Choose a base session or worktree, pick the right backend, and send the first message.

Once a project exists, Jean gives you two main ways to begin.

Choose a starting point

Use a base session when you want to work directly in the project folder. This is a good fit for repo exploration, small changes, planning, and review work.

Use a worktree when you want a separate branch and path for the task. This is a good fit for feature work, bug fixes, PR reviews, and parallel tasks.

Create a worktree from real context

The new-session modal is more than a branch creator.

You can start from:

  • quick actions
  • GitHub issues
  • pull requests
  • security alerts and advisories
  • existing branches
  • Linear issues

For many of those entry points, Jean can create the workspace and immediately start an investigation flow with the relevant context already loaded.

Pick a backend and model

Each session can carry its own choices for:

  • backend
  • model
  • provider
  • reasoning or thinking level
  • execution mode

That means one worktree can hold several sessions with different personalities or roles.

Send the first message

In the chat window you can:

  • type normally
  • mention files
  • attach images
  • attach text files
  • include skills or extra context

Jean keeps that session tied to the current workspace so the conversation does not drift away from the branch you are working on.

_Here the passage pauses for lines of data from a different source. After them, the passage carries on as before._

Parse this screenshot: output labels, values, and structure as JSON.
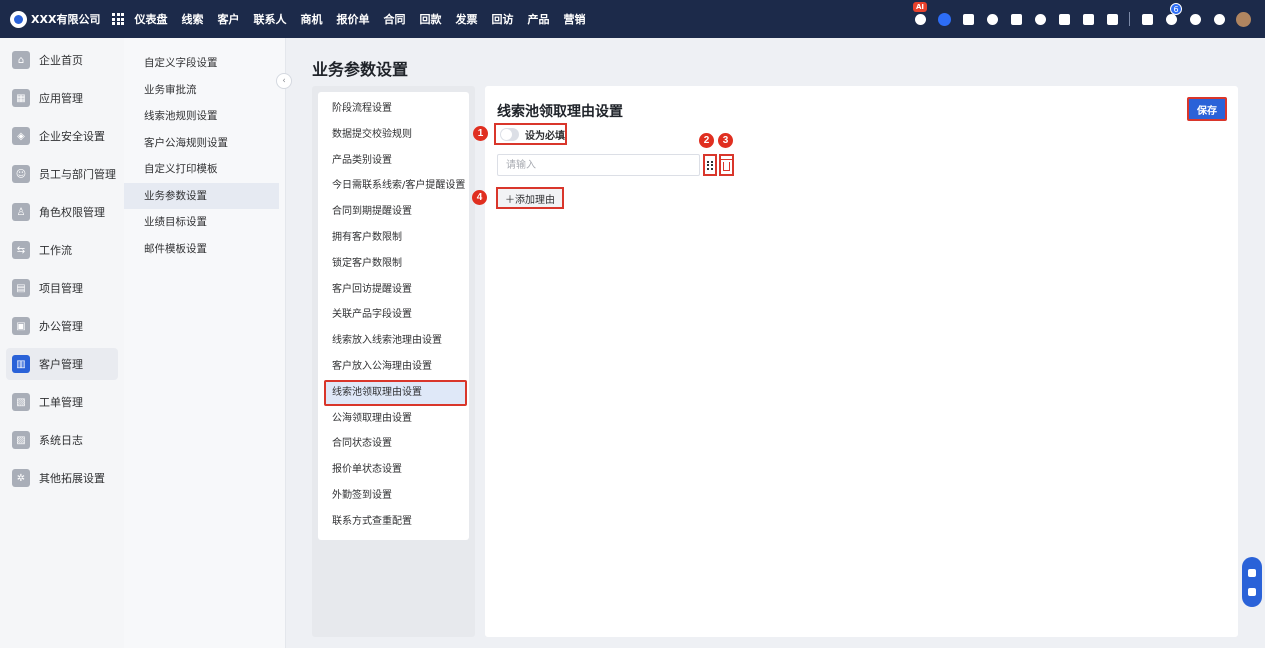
{
  "app": {
    "company": "XXX有限公司",
    "nav": [
      "仪表盘",
      "线索",
      "客户",
      "联系人",
      "商机",
      "报价单",
      "合同",
      "回款",
      "发票",
      "回访",
      "产品",
      "营销"
    ],
    "ai_badge": "AI",
    "notification_count": "6",
    "top_icons": [
      "ai-assistant-icon",
      "chat-icon",
      "message-icon",
      "globe-icon",
      "mail-icon",
      "user-icon",
      "document-icon",
      "phone-icon",
      "calendar-icon",
      "form-icon",
      "bell-icon",
      "help-icon",
      "settings-icon"
    ]
  },
  "sidebar": {
    "items": [
      {
        "label": "企业首页",
        "icon": "home-icon",
        "active": false
      },
      {
        "label": "应用管理",
        "icon": "apps-icon",
        "active": false
      },
      {
        "label": "企业安全设置",
        "icon": "shield-icon",
        "active": false
      },
      {
        "label": "员工与部门管理",
        "icon": "people-icon",
        "active": false
      },
      {
        "label": "角色权限管理",
        "icon": "role-icon",
        "active": false
      },
      {
        "label": "工作流",
        "icon": "workflow-icon",
        "active": false
      },
      {
        "label": "项目管理",
        "icon": "project-icon",
        "active": false
      },
      {
        "label": "办公管理",
        "icon": "office-icon",
        "active": false
      },
      {
        "label": "客户管理",
        "icon": "customer-icon",
        "active": true
      },
      {
        "label": "工单管理",
        "icon": "ticket-icon",
        "active": false
      },
      {
        "label": "系统日志",
        "icon": "log-icon",
        "active": false
      },
      {
        "label": "其他拓展设置",
        "icon": "extension-icon",
        "active": false
      }
    ]
  },
  "submenu": {
    "items": [
      {
        "label": "自定义字段设置",
        "active": false
      },
      {
        "label": "业务审批流",
        "active": false
      },
      {
        "label": "线索池规则设置",
        "active": false
      },
      {
        "label": "客户公海规则设置",
        "active": false
      },
      {
        "label": "自定义打印模板",
        "active": false
      },
      {
        "label": "业务参数设置",
        "active": true
      },
      {
        "label": "业绩目标设置",
        "active": false
      },
      {
        "label": "邮件模板设置",
        "active": false
      }
    ]
  },
  "page": {
    "title": "业务参数设置",
    "settings_list": [
      {
        "label": "阶段流程设置",
        "active": false
      },
      {
        "label": "数据提交校验规则",
        "active": false
      },
      {
        "label": "产品类别设置",
        "active": false
      },
      {
        "label": "今日需联系线索/客户提醒设置",
        "active": false
      },
      {
        "label": "合同到期提醒设置",
        "active": false
      },
      {
        "label": "拥有客户数限制",
        "active": false
      },
      {
        "label": "锁定客户数限制",
        "active": false
      },
      {
        "label": "客户回访提醒设置",
        "active": false
      },
      {
        "label": "关联产品字段设置",
        "active": false
      },
      {
        "label": "线索放入线索池理由设置",
        "active": false
      },
      {
        "label": "客户放入公海理由设置",
        "active": false
      },
      {
        "label": "线索池领取理由设置",
        "active": true
      },
      {
        "label": "公海领取理由设置",
        "active": false
      },
      {
        "label": "合同状态设置",
        "active": false
      },
      {
        "label": "报价单状态设置",
        "active": false
      },
      {
        "label": "外勤签到设置",
        "active": false
      },
      {
        "label": "联系方式查重配置",
        "active": false
      }
    ]
  },
  "panel": {
    "title": "线索池领取理由设置",
    "save_label": "保存",
    "required_toggle_label": "设为必填",
    "required_toggle_on": false,
    "input_value": "",
    "input_placeholder": "请输入",
    "add_reason_label": "＋添加理由"
  },
  "markers": [
    "1",
    "2",
    "3",
    "4"
  ],
  "colors": {
    "topbar": "#1c2a4a",
    "accent": "#2a62d8",
    "highlight": "#d9362b",
    "marker": "#e02f20"
  }
}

File mentions and slash commands

Two popovers speed up input:

  • @ opens a fuzzy file picker. Type a name, press Enter, and the file is attached as a mention.
  • / opens the slash menu. It surfaces backend commands and installed plugin skills (for example, Claude Code skills or Codex skills). Up to 15 results with arrow-key navigation.

Both popovers are keyboard-first so you can stay in the input while adding context.

Pasting content

Jean processes pasted images and large blocks of text:

  • images pasted from the clipboard are resized and compressed before being attached (max 1568px on the longest side). Animated GIFs and small images are left alone.
  • text over roughly 2000 characters is automatically saved as an attached text file instead of filling the input.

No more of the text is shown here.